For one thing there is no commuting involved. When workers stay home they not only save money on fuel; they also cut down on their carbon emissions each day, which means less pollution leading to climate change. Of course, other businesses may promote the same objective by offering incentives to employees that carpool, utilize mass transit, or opt to purchase hybrid, electric, or alternative-fuel automobiles. But there is no guarantee that the initiatives will take, and even fully electric cars that boast zero emissions still have their environmental downside (thanks to pollution and waste created in the manufacturing and recycling processes).
But there’s so much more. Think of all the things that not having a separate work space could do to reduce your carbon footprint. The average household uses far less electricity and water than most office or retail spaces. By running a home-based business (and virtually allowing your employees to do the same) you have total control over what you use, whether or not you conserve, and how you handle waste. Plus, you’ll be using and producing a lot less of everything. You won’t need to buy new furniture (supporting manufacturing practices that are rife with pollution and waste), you can purchase eco-friendly supplies when you need them, and your entire structure can be just as green as you want it to be (full of natural light, insulated windows to cut down on AC usage, electronics set to go into hibernation moments after you stop using them, etc.).

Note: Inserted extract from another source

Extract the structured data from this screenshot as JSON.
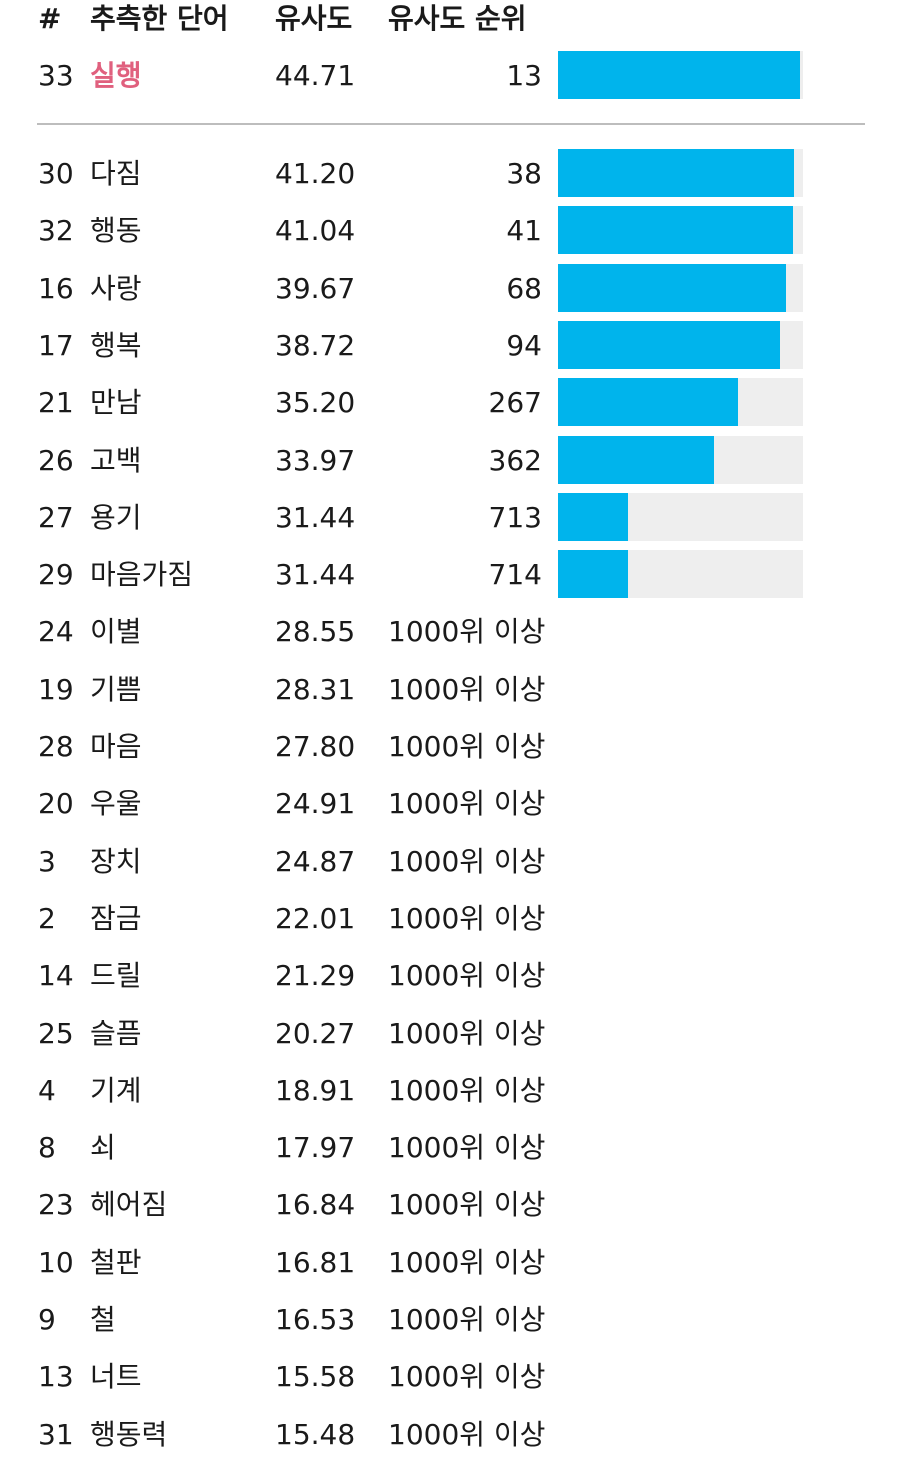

Unlike a leased office space you can institute alternative energy measures and use non-VOC paints and all-organic products (carpeting, textiles, and even food). And you won’t have to deal with rules and restrictions pertaining to business signs (some centers require lit signage), building maintenance (you can ensure the use of green cleaning solvents in your own home, and you don’t have to shell out for annual visits from the pesticide company), and landscaping (your yard can be populated by drought-resistant, native plants and kept alive with a filtered, gray-water system or even a cistern that collects rainwater). The point is, the virtual office may just provide the greenest path to our future, so if you can manage it, you should definitely opt for this type of operation.